In September Parrot will release three new products within the same range that work with any smartphone brand, hoping to get a stronger foothold in the market ahead of the expected arrival of fourth generation (4G) mobile networks in 2013-14.
And the company has also won agreements from two as yet un-named carmakers who want to use its Android-based technology in their new car models, Parrot's founder and chief executive Henri Seydoux told Reuters in an interview.
"After preaching in a desert for a long time, it so happens that now the automakers find that it is a quite interesting difference to have a good multimedia system," he said.
"We tell them: 'this is one thing, but a system under Android is even better'."
GOOGLE-LIKE STRATEGY
Although analysts say Parrot is likely to remain a secondary player in the automotive market its first-mover advantage in deploying Android could still give it a worthwhile share of such a large market for in-car devices.

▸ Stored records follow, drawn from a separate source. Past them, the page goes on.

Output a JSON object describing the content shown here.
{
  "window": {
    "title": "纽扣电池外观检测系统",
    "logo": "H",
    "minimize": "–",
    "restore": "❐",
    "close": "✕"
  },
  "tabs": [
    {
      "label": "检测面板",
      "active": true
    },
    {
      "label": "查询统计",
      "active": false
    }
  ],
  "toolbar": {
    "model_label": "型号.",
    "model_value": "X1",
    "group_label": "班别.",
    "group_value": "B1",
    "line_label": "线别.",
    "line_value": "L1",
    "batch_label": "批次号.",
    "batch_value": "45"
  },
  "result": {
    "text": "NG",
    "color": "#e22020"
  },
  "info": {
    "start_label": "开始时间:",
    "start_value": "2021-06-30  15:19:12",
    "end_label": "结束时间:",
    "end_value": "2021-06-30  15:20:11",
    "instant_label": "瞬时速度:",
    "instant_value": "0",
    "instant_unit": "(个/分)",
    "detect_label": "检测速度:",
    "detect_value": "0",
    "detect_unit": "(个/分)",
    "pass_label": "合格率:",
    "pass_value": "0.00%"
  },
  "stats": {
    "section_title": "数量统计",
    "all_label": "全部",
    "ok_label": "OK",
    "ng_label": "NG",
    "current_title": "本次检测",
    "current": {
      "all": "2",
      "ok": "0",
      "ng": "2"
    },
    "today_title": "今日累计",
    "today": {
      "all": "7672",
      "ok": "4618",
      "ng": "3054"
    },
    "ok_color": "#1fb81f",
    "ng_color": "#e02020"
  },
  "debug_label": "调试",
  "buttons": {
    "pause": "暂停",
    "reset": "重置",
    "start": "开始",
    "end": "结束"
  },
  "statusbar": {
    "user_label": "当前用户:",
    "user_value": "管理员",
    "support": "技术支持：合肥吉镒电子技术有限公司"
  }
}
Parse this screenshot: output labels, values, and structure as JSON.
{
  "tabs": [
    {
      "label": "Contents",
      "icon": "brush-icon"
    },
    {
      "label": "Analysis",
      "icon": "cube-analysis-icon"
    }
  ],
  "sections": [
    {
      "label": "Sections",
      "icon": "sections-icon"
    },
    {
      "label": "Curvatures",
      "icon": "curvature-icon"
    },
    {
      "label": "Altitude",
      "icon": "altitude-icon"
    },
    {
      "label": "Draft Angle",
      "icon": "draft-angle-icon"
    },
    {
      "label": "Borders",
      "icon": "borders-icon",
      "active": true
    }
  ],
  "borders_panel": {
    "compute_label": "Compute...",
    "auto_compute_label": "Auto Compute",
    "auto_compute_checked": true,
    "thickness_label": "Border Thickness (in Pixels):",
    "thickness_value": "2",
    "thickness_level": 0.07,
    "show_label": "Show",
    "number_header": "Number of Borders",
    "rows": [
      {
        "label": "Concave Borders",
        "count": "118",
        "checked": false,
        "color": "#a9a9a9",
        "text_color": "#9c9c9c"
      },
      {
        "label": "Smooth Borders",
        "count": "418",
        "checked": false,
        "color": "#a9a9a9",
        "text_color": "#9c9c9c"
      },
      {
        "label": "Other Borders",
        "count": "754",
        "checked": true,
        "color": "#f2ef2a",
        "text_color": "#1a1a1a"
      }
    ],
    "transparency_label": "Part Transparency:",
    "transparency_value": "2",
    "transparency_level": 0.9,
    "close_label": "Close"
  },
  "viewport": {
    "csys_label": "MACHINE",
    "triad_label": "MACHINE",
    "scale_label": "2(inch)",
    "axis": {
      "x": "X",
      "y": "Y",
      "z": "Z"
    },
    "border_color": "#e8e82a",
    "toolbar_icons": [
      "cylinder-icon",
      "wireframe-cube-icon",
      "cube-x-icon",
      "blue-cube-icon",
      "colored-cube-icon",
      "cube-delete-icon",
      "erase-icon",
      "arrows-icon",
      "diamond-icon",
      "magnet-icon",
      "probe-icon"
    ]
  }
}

Revenue from 'infotainment' systems sold to carmakers is expected to reach $36 billion dollars by 2016, up from $23 billion last year, according to Strategy Analytics research. Including the after-market, it is expected to rise to $47 billion in 2016.
But Parrot has to move fast to maintain its lead. Later this year French carmaker Renault is due to release in partnership with satellite navigation device maker Tomtom an Android-based integrated tablet computer.
"I don't believe they (Parrot) will ever be the market-leader, they are too small and it would require tens, or even hundreds of millions of euros in investments and they don't have those kind of resources," Beaudet said.
"But even if they grab only a small share, they have an attractive growth trajectory ahead of them," he added.
Parrot, which has no factories and only sub-contractors to make the radios and the chips it designs, says it invested 30 million euros over the past three years developing its Asteroid technology, encouraged by the proven success of Android in smartphones.
"The effort deployed by Google to make Android is huge and far exceeds anything the automotive industry does to make connected products, so adapting this effort to the car, we believe, has fantastic added value," Seydoux said.
Parrot declined to provide precise forecasts of potential revenue from its Android-based technology, but Seydoux said the group was hoping for growth of more than 20 percent per year.
"We have an Apple-like or even Google-like strategy. We do not care about having one client, or a specific revenue, as long as we believe in it," Seydoux said.
Parrot's shares, which were listed in 2006, are up 4.7 percent since the start of the year, valuing Parrot at 223 million euros, though they are still down 22 percent from their IPO price.